There are a number of Bitcoin miners that are starting to direct their computing power from mining Bitcoin to providing that same compute to companies that need that power for AI and why that’s potentially a very good thing for the price of Bitcoin.

You see in the past Bitcoin mining companies have had to follow the boom and bust cycles of Bitcoin’s price over and over again.

Price reaches new all time highs, miners update equipment, pay a lot of bills and are able to keep some Bitcoin they mine as a treasury after they’ve paid for everything.

Price starts to drop.

Miners are forced to sell off their Bitcoin reserves in order to pay off their bills and create even more downward sell pressure in the market, which then forces prices down even lower.

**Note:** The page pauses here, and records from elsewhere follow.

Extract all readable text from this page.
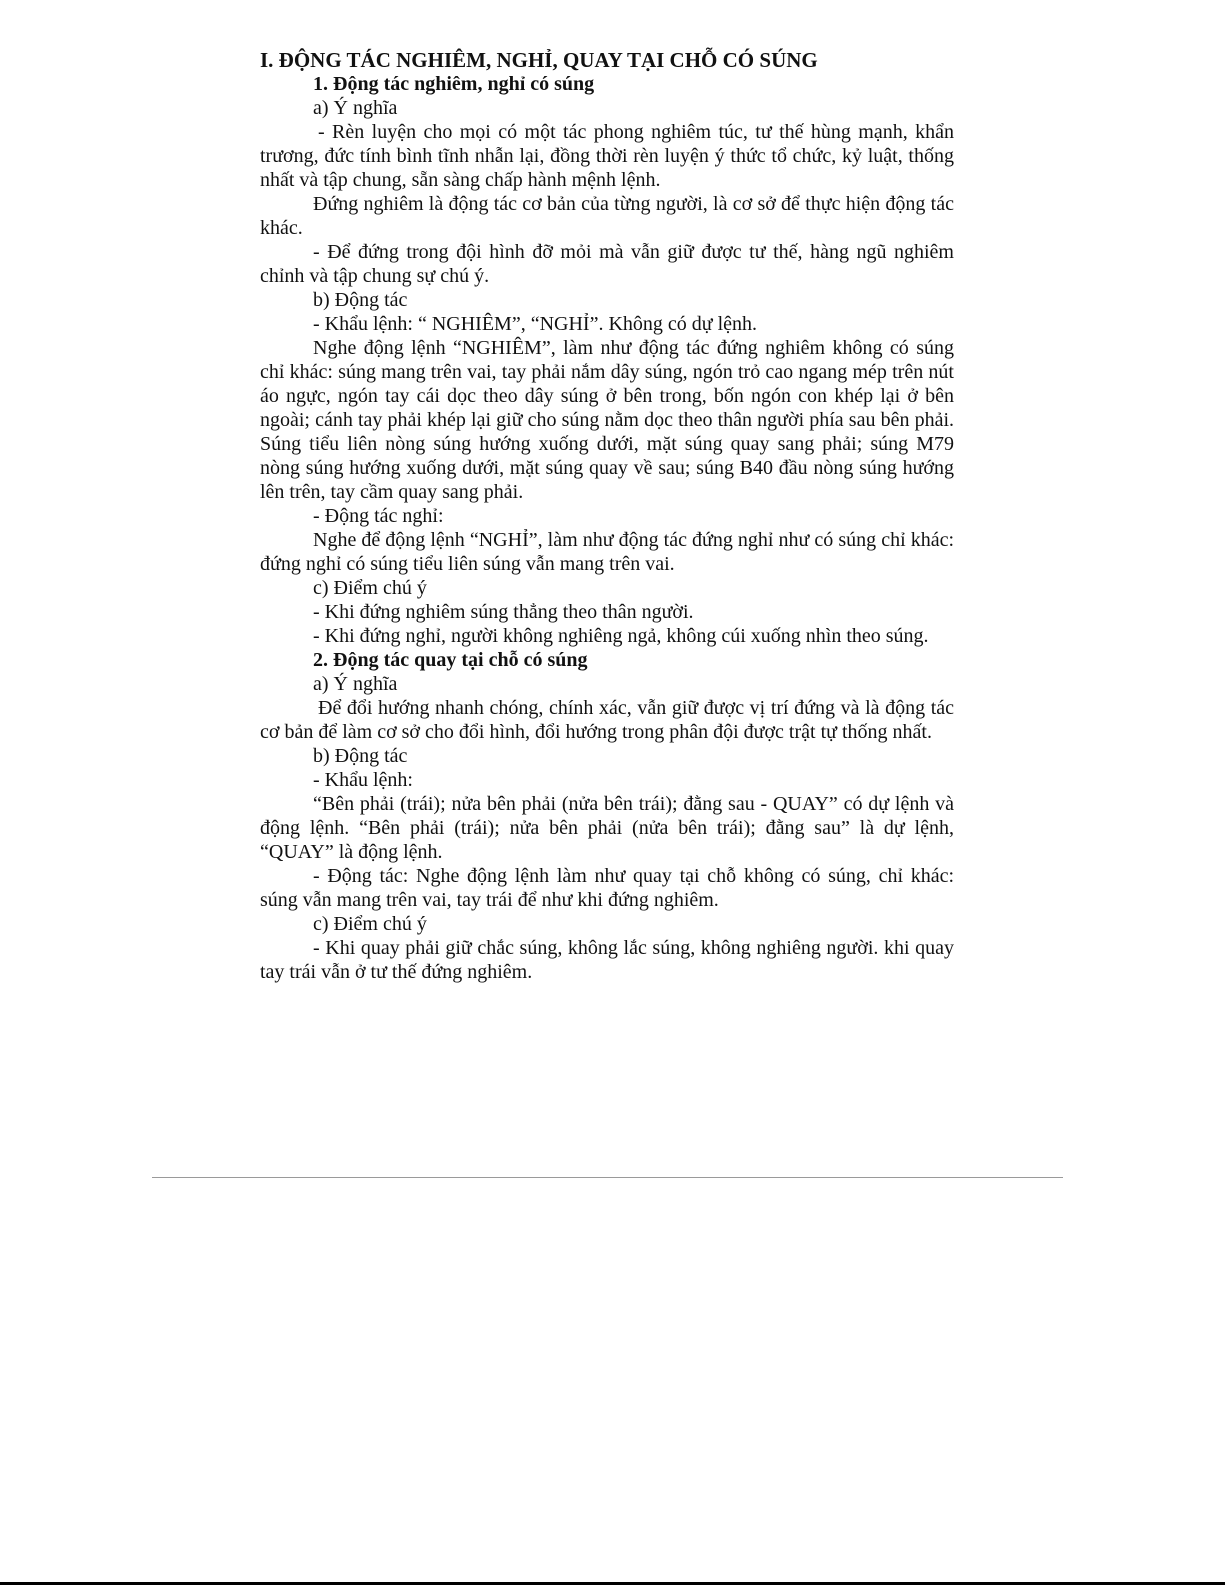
I. ĐỘNG TÁC NGHIÊM, NGHỈ, QUAY TẠI CHỖ CÓ SÚNG

1. Động tác nghiêm, nghỉ có súng

a) Ý nghĩa

- Rèn luyện cho mọi có một tác phong nghiêm túc, tư thế hùng mạnh, khẩn trương, đức tính bình tĩnh nhẫn lại, đồng thời rèn luyện ý thức tổ chức, kỷ luật, thống nhất và tập chung, sẵn sàng chấp hành mệnh lệnh.

Đứng nghiêm là động tác cơ bản của từng người, là cơ sở để thực hiện động tác khác.

- Để đứng trong đội hình đỡ mỏi mà vẫn giữ được tư thế, hàng ngũ nghiêm chỉnh và tập chung sự chú ý.

b) Động tác

- Khẩu lệnh: “ NGHIÊM”, “NGHỈ”. Không có dự lệnh.

Nghe động lệnh “NGHIÊM”, làm như động tác đứng nghiêm không có súng chỉ khác: súng mang trên vai, tay phải nắm dây súng, ngón trỏ cao ngang mép trên nút áo ngực, ngón tay cái dọc theo dây súng ở bên trong, bốn ngón con khép lại ở bên ngoài; cánh tay phải khép lại giữ cho súng nằm dọc theo thân người phía sau bên phải. Súng tiểu liên nòng súng hướng xuống dưới, mặt súng quay sang phải; súng M79 nòng súng hướng xuống dưới, mặt súng quay về sau; súng B40 đầu nòng súng hướng lên trên, tay cầm quay sang phải.

- Động tác nghỉ:

Nghe để động lệnh “NGHỈ”, làm như động tác đứng nghỉ như có súng chỉ khác: đứng nghỉ có súng tiểu liên súng vẫn mang trên vai.

c) Điểm chú ý

- Khi đứng nghiêm súng thẳng theo thân người.

- Khi đứng nghỉ, người không nghiêng ngả, không cúi xuống nhìn theo súng.

2. Động tác quay tại chỗ có súng

a) Ý nghĩa

Để đổi hướng nhanh chóng, chính xác, vẫn giữ được vị trí đứng và là động tác cơ bản để làm cơ sở cho đổi hình, đổi hướng trong phân đội được trật tự thống nhất.

b) Động tác

- Khẩu lệnh:

“Bên phải (trái); nửa bên phải (nửa bên trái); đằng sau - QUAY” có dự lệnh và động lệnh. “Bên phải (trái); nửa bên phải (nửa bên trái); đằng sau” là dự lệnh, “QUAY” là động lệnh.

- Động tác: Nghe động lệnh làm như quay tại chỗ không có súng, chỉ khác: súng vẫn mang trên vai, tay trái để như khi đứng nghiêm.

c) Điểm chú ý

- Khi quay phải giữ chắc súng, không lắc súng, không nghiêng người. khi quay tay trái vẫn ở tư thế đứng nghiêm.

This is called Structural Sell Pressure and it’s been part of the Bitcoin mining industry since the invention of it and it usually creates a doom spiral and many miners go out of business because they simply don’t have the capital it needs to survive a bear market.

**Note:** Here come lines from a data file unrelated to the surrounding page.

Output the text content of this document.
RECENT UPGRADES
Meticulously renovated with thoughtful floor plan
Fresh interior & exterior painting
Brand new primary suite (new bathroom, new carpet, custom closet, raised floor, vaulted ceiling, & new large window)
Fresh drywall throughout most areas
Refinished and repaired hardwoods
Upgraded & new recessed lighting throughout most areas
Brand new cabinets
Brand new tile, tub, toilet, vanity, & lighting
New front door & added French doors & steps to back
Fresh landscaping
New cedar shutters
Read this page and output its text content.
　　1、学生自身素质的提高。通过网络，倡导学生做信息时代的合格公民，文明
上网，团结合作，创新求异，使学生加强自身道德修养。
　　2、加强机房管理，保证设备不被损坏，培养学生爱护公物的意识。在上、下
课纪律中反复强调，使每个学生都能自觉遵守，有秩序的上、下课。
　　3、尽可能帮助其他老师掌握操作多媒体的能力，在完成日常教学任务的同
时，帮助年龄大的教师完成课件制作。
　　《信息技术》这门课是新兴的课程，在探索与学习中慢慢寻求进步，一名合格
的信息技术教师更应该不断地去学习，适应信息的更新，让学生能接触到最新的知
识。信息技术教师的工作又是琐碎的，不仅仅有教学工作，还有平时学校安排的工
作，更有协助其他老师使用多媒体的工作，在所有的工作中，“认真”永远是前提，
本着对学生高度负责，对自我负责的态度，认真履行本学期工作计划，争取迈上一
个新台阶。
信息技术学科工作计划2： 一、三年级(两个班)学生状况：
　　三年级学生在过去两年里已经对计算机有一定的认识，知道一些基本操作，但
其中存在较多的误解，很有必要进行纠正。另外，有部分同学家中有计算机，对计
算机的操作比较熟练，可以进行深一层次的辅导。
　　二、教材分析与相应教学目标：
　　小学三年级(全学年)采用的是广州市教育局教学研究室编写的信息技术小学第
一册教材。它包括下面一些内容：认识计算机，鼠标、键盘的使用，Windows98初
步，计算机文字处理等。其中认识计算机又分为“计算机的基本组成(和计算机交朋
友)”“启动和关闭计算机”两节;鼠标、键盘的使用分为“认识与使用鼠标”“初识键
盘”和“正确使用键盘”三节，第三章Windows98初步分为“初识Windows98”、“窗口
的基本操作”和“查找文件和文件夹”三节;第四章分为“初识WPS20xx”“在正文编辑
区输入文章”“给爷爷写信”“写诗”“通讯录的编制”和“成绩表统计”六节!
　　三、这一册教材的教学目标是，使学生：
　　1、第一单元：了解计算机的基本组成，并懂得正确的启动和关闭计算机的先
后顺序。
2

But now because of the growth of AI, many of these miners can use that same computing power to work to provide for all the myriad of uses for AI instead of having to keep on mining Bitcoin while the price goes down.

I heard an interview with one crypto miner who (and I’m paraphrasing here) “It’s hard to make money when your revenue is cut in half every 4 years.”

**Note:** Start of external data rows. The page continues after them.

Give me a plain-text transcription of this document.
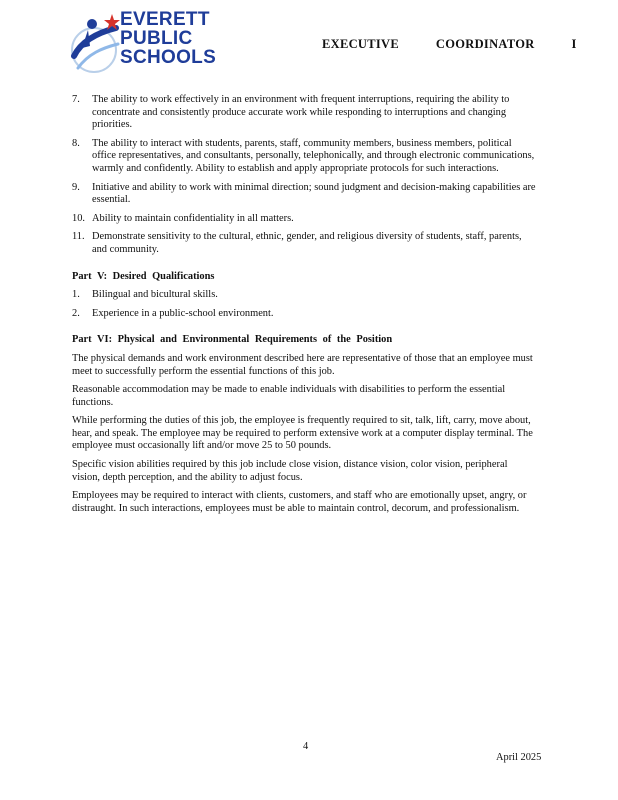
EVERETT
PUBLIC
SCHOOLS
EXECUTIVE	COORDINATOR	I
7. The ability to work effectively in an environment with frequent interruptions, requiring the ability to concentrate and consistently produce accurate work while responding to interruptions and changing priorities.
8. The ability to interact with students, parents, staff, community members, business members, political office representatives, and consultants, personally, telephonically, and through electronic communications, warmly and confidently. Ability to establish and apply appropriate protocols for such interactions.
9. Initiative and ability to work with minimal direction; sound judgment and decision-making capabilities are essential.
10. Ability to maintain confidentiality in all matters.
11. Demonstrate sensitivity to the cultural, ethnic, gender, and religious diversity of students, staff, parents, and community.
Part V: Desired Qualifications
1. Bilingual and bicultural skills.
2. Experience in a public-school environment.
Part VI: Physical and Environmental Requirements of the Position

The physical demands and work environment described here are representative of those that an employee must meet to successfully perform the essential functions of this job.

Reasonable accommodation may be made to enable individuals with disabilities to perform the essential functions.

While performing the duties of this job, the employee is frequently required to sit, talk, lift, carry, move about, hear, and speak. The employee may be required to perform extensive work at a computer display terminal. The employee must occasionally lift and/or move 25 to 50 pounds.

Specific vision abilities required by this job include close vision, distance vision, color vision, peripheral vision, depth perception, and the ability to adjust focus.

Employees may be required to interact with clients, customers, and staff who are emotionally upset, angry, or distraught. In such interactions, employees must be able to maintain control, decorum, and professionalism.

4
April 2025
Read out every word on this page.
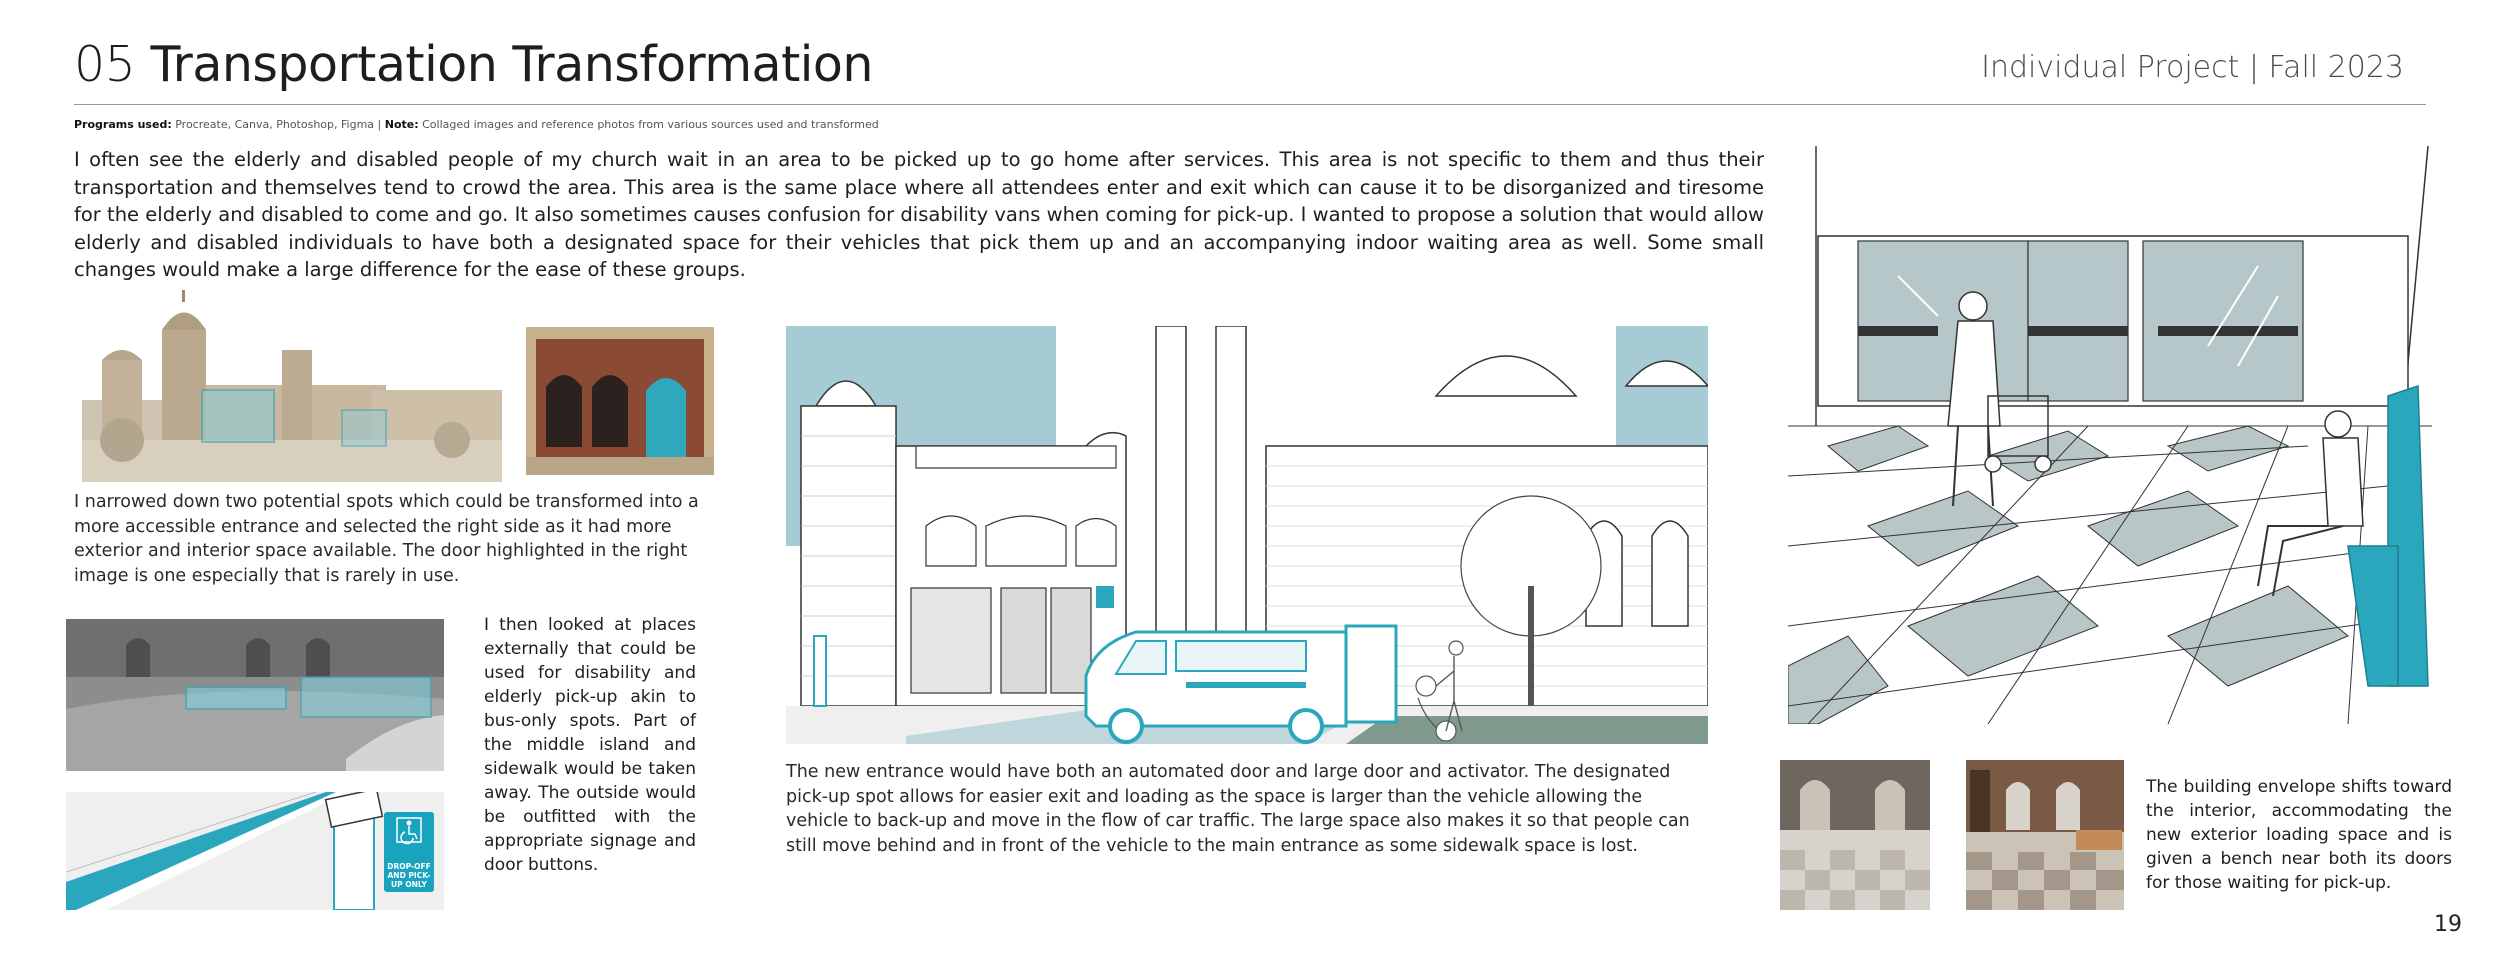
05 Transportation Transformation	Individual Project | Fall 2023
Programs used: Procreate, Canva, Photoshop, Figma | Note: Collaged images and reference photos from various sources used and transformed
I often see the elderly and disabled people of my church wait in an area to be picked up to go home after services. This area is not specific to them and thus their transportation and themselves tend to crowd the area. This area is the same place where all attendees enter and exit which can cause it to be disorganized and tiresome for the elderly and disabled to come and go. It also sometimes causes confusion for disability vans when coming for pick-up. I wanted to propose a solution that would allow elderly and disabled individuals to have both a designated space for their vehicles that pick them up and an accompanying indoor waiting area as well. Some small changes would make a large difference for the ease of these groups.
I narrowed down two potential spots which could be transformed into a more accessible entrance and selected the right side as it had more exterior and interior space available. The door highlighted in the right image is one especially that is rarely in use.
DROP-OFF AND PICK-UP ONLY
I then looked at places externally that could be used for disability and elderly pick-up akin to bus-only spots. Part of the middle island and sidewalk would be taken away. The outside would be outfitted with the appropriate signage and door buttons.
The new entrance would have both an automated door and large door and activator. The designated pick-up spot allows for easier exit and loading as the space is larger than the vehicle allowing the vehicle to back-up and move in the flow of car traffic. The large space also makes it so that people can still move behind and in front of the vehicle to the main entrance as some sidewalk space is lost.
The building envelope shifts toward the interior, accommodating the new exterior loading space and is given a bench near both its doors for those waiting for pick-up.
19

AI can help bridge that gap by providing revenue that is recurring and high margin.

Which means that Bitcoin miners are going to be much less likely to sell their Bitcoin to fund their businesses, which decreases the amount of structural sell pressure which helps create a higher floor for the price of Bitcoin and higher floor prices for Bitcoin create new all time highs later on which eventually will lead to the Million Dollar Bitcoin.